What’s up with helium?
Think of helium, and we think birthday balloons and silly high-pitched voices. But helium plays a number of critical roles in our economy – from health care to high-tech manufacturing. Helium is a key component in MRI machines, for instance, and we couldn’t make the semiconductors for our computers and other electronics without it. That’s why a looming cut-off of helium sales is so concerning, and why two ITI members are testifying before Congress today to keep the U.S. supply available.
The largest helium reserve in the world is outside of Amarillo, Texas. The facility holds approximately 40 percent of the world’s helium – around a billion cubic meters of the gas. Building this reserve was very expensive, so Congress passed a law in 1996 – the Helium Privatization Act – that mandated the sale of the U.S. supply there at a fixed rate, regardless of market value.
The legal authority to sell the helium expires this fall and, absent congressional action, will mean a major setback for the U.S. economy.

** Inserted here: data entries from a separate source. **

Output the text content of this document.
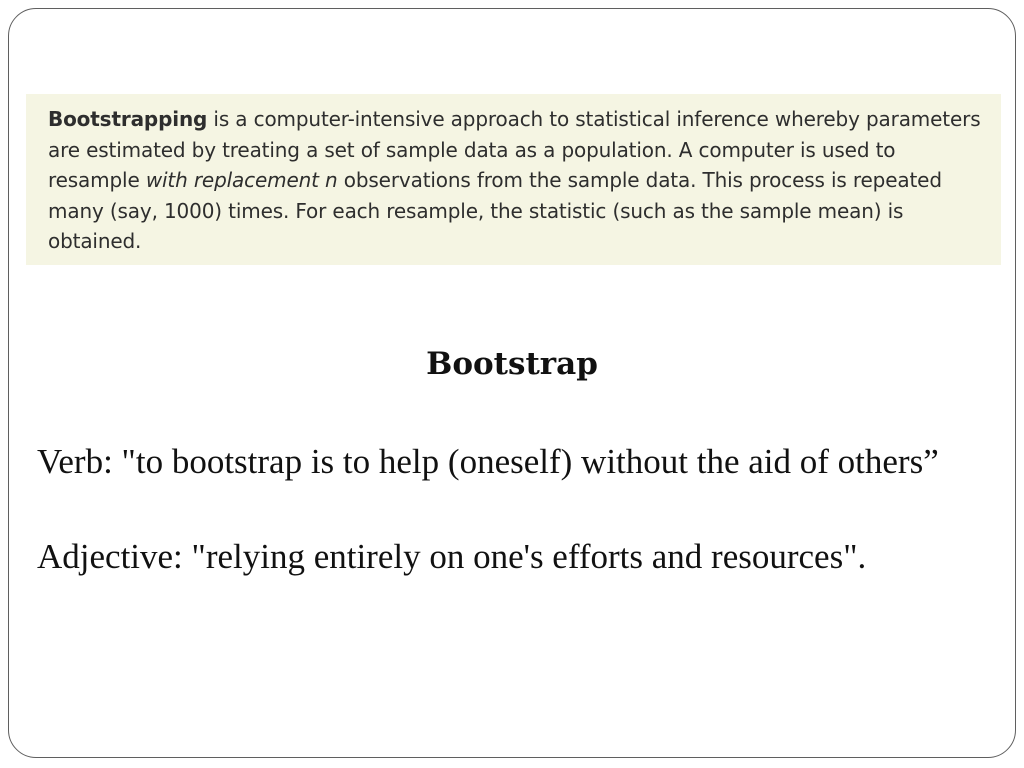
Bootstrapping is a computer-intensive approach to statistical inference whereby parameters are estimated by treating a set of sample data as a population. A computer is used to resample with replacement n observations from the sample data. This process is repeated many (say, 1000) times. For each resample, the statistic (such as the sample mean) is obtained.

Bootstrap
Verb: "to bootstrap is to help (oneself) without the aid of others”
Adjective: "relying entirely on one's efforts and resources".
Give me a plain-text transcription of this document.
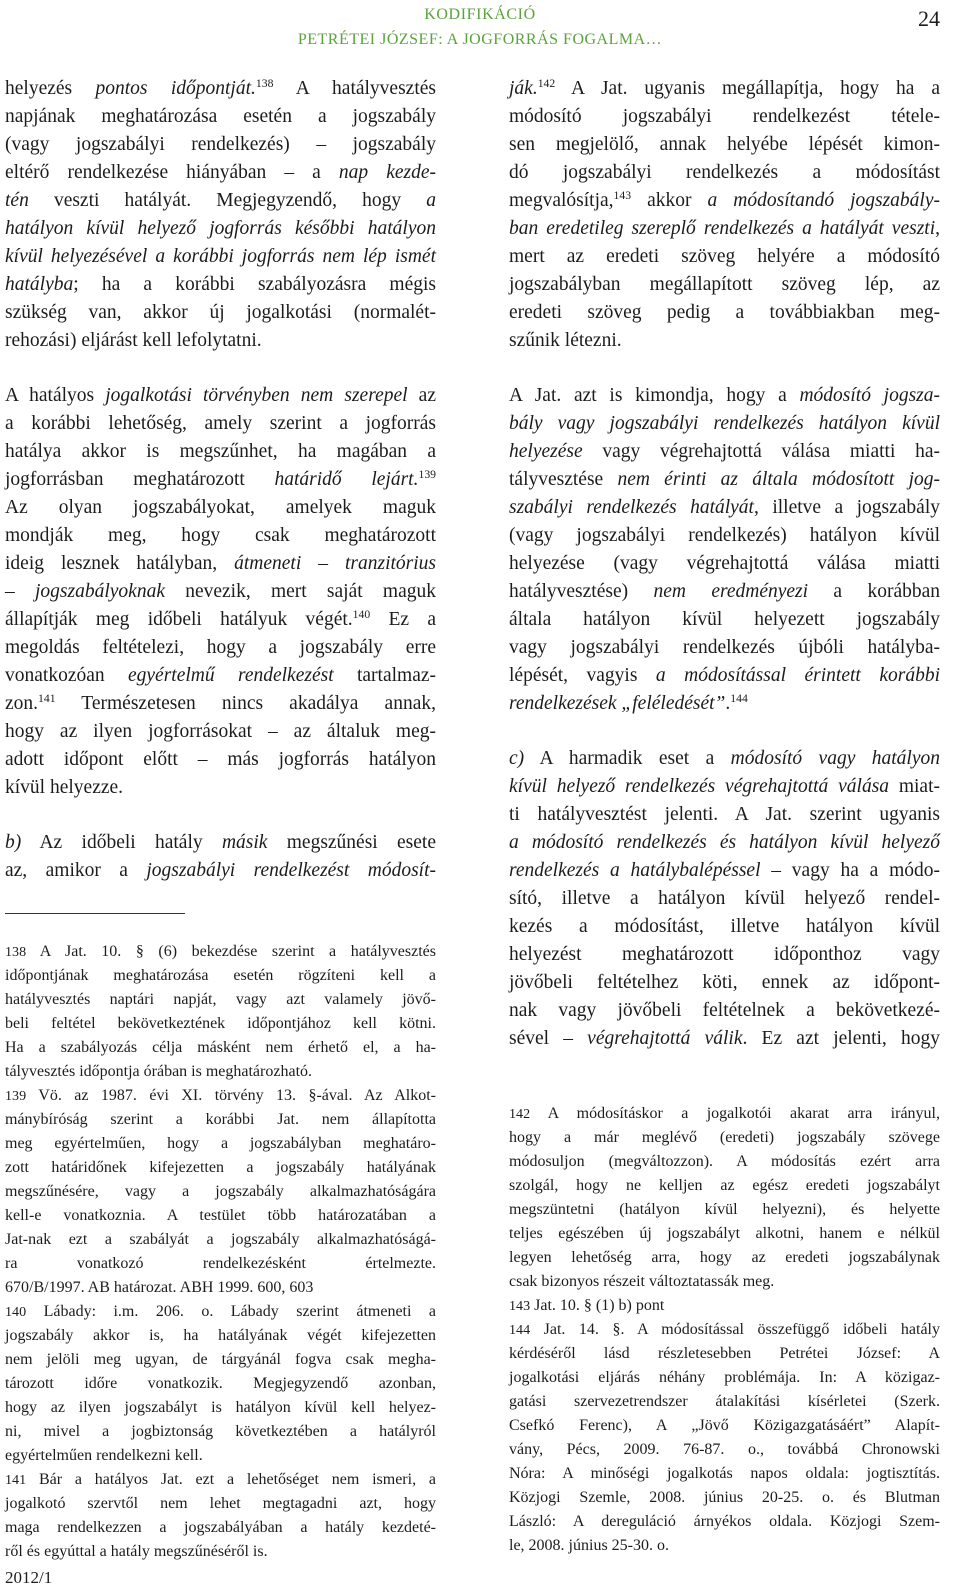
KODIFIKÁCIÓ
PETRÉTEI JÓZSEF: A JOGFORRÁS FOGALMA…
24
helyezés pontos időpontját.$^{138}$ A hatályvesztés
napjának meghatározása esetén a jogszabály
(vagy jogszabályi rendelkezés) – jogszabály
eltérő rendelkezése hiányában – a nap kezde-
tén veszti hatályát. Megjegyzendő, hogy a
hatályon kívül helyező jogforrás későbbi hatályon
kívül helyezésével a korábbi jogforrás nem lép ismét
hatályba; ha a korábbi szabályozásra mégis
szükség van, akkor új jogalkotási (normalét-
rehozási) eljárást kell lefolytatni.
A hatályos jogalkotási törvényben nem szerepel az
a korábbi lehetőség, amely szerint a jogforrás
hatálya akkor is megszűnhet, ha magában a
jogforrásban meghatározott határidő lejárt.$^{139}$
Az olyan jogszabályokat, amelyek maguk
mondják meg, hogy csak meghatározott
ideig lesznek hatályban, átmeneti – tranzitórius
– jogszabályoknak nevezik, mert saját maguk
állapítják meg időbeli hatályuk végét.$^{140}$ Ez a
megoldás feltételezi, hogy a jogszabály erre
vonatkozóan egyértelmű rendelkezést tartalmaz-
zon.$^{141}$ Természetesen nincs akadálya annak,
hogy az ilyen jogforrásokat – az általuk meg-
adott időpont előtt – más jogforrás hatályon
kívül helyezze.
b) Az időbeli hatály másik megszűnési esete
az, amikor a jogszabályi rendelkezést módosít-
138 A Jat. 10. § (6) bekezdése szerint a hatályvesztés
időpontjának meghatározása esetén rögzíteni kell a
hatályvesztés naptári napját, vagy azt valamely jövő-
beli feltétel bekövetkeztének időpontjához kell kötni.
Ha a szabályozás célja másként nem érhető el, a ha-
tályvesztés időpontja órában is meghatározható.
139 Vö. az 1987. évi XI. törvény 13. §-ával. Az Alkot-
mánybíróság szerint a korábbi Jat. nem állapította
meg egyértelműen, hogy a jogszabályban meghatáro-
zott határidőnek kifejezetten a jogszabály hatályának
megszűnésére, vagy a jogszabály alkalmazhatóságára
kell-e vonatkoznia. A testület több határozatában a
Jat-nak ezt a szabályát a jogszabály alkalmazhatóságá-
ra vonatkozó rendelkezésként értelmezte.
670/B/1997. AB határozat. ABH 1999. 600, 603
140 Lábady: i.m. 206. o. Lábady szerint átmeneti a
jogszabály akkor is, ha hatályának végét kifejezetten
nem jelöli meg ugyan, de tárgyánál fogva csak megha-
tározott időre vonatkozik. Megjegyzendő azonban,
hogy az ilyen jogszabályt is hatályon kívül kell helyez-
ni, mivel a jogbiztonság következtében a hatályról
egyértelműen rendelkezni kell.
141 Bár a hatályos Jat. ezt a lehetőséget nem ismeri, a
jogalkotó szervtől nem lehet megtagadni azt, hogy
maga rendelkezzen a jogszabályában a hatály kezdeté-
ről és egyúttal a hatály megszűnéséről is.
ják.$^{142}$ A Jat. ugyanis megállapítja, hogy ha a
módosító jogszabályi rendelkezést tétele-
sen megjelölő, annak helyébe lépését kimon-
dó jogszabályi rendelkezés a módosítást
megvalósítja,$^{143}$ akkor a módosítandó jogszabály-
ban eredetileg szereplő rendelkezés a hatályát veszti,
mert az eredeti szöveg helyére a módosító
jogszabályban megállapított szöveg lép, az
eredeti szöveg pedig a továbbiakban meg-
szűnik létezni.
A Jat. azt is kimondja, hogy a módosító jogsza-
bály vagy jogszabályi rendelkezés hatályon kívül
helyezése vagy végrehajtottá válása miatti ha-
tályvesztése nem érinti az általa módosított jog-
szabályi rendelkezés hatályát, illetve a jogszabály
(vagy jogszabályi rendelkezés) hatályon kívül
helyezése (vagy végrehajtottá válása miatti
hatályvesztése) nem eredményezi a korábban
általa hatályon kívül helyezett jogszabály
vagy jogszabályi rendelkezés újbóli hatályba-
lépését, vagyis a módosítással érintett korábbi
rendelkezések „feléledését”.$^{144}$
c) A harmadik eset a módosító vagy hatályon
kívül helyező rendelkezés végrehajtottá válása miat-
ti hatályvesztést jelenti. A Jat. szerint ugyanis
a módosító rendelkezés és hatályon kívül helyező
rendelkezés a hatálybalépéssel – vagy ha a módo-
sító, illetve a hatályon kívül helyező rendel-
kezés a módosítást, illetve hatályon kívül
helyezést meghatározott időponthoz vagy
jövőbeli feltételhez köti, ennek az időpont-
nak vagy jövőbeli feltételnek a bekövetkezé-
sével – végrehajtottá válik. Ez azt jelenti, hogy
142 A módosításkor a jogalkotói akarat arra irányul,
hogy a már meglévő (eredeti) jogszabály szövege
módosuljon (megváltozzon). A módosítás ezért arra
szolgál, hogy ne kelljen az egész eredeti jogszabályt
megszüntetni (hatályon kívül helyezni), és helyette
teljes egészében új jogszabályt alkotni, hanem e nélkül
legyen lehetőség arra, hogy az eredeti jogszabálynak
csak bizonyos részeit változtatassák meg.
143 Jat. 10. § (1) b) pont
144 Jat. 14. §. A módosítással összefüggő időbeli hatály
kérdéséről lásd részletesebben Petrétei József: A
jogalkotási eljárás néhány problémája. In: A közigaz-
gatási szervezetrendszer átalakítási kísérletei (Szerk.
Csefkó Ferenc), A „Jövő Közigazgatásáért” Alapít-
vány, Pécs, 2009. 76-87. o., továbbá Chronowski
Nóra: A minőségi jogalkotás napos oldala: jogtisztítás.
Közjogi Szemle, 2008. június 20-25. o. és Blutman
László: A dereguláció árnyékos oldala. Közjogi Szem-
le, 2008. június 25-30. o.
2012/1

Helium costs would spike, likely sparking a jump in the prices of products on which all of us rely each day. And U.S. jobs may disappear as manufacturers would be forced to shift operations closer to other helium sources around the globe.
Fortunately, Congress is working toward a solution. There is strong bipartisan support for H.R. 527, the Responsible Helium Administration and Stewardship Act, authored by House Natural Resources Committee Chairman Doc Hastings and Ranking Member Ed Markey. The Committee held a hearing on the bill today, and Micron Technology and Corning Incorporated, both ITI members, testified about the crippling effects that congressional inaction would have for their businesses.
As Rodney Morgan, Vice President of Procurement at Micron notes in his testimony:
“Helium is just one of a number of gasses used to make our memory chips, but it’s absolutely vital. To put it simply, without helium, we cannot operate. Micron is not alone in its dependence on this crucial gas….[W]e are dependent on regular deliveries to our facilities. A delay of even a few days could slow production at a semiconductor facility. A significant delay, could idle a plant entirely.”
Similarly, Brad Boersen, Director of Business Strategy for the Optical Fiber and Cable, Telecommunications Business Group of Corning testified about the critical importance of Helium to optical fiber manufacturing:
“We require helium in sufficient quantities and at prices that enable us to maintain our global cost competitiveness. Given the unique qualities of helium, it is difficult to store on site for more than 10 days. For this reason, and the global nature of our demand, we have established strategic supplier relationships and long-term supply agreements…. Helium is the only gas that prevents bubbles from forming in the preform manufacturing step, which would render the fiber unusable. There is presently no substitute for helium in this process.”
The House hearing today is a great first step. But without bursting anyone’s balloons, there is a long way to go in the legislative process to avert this looming crisis.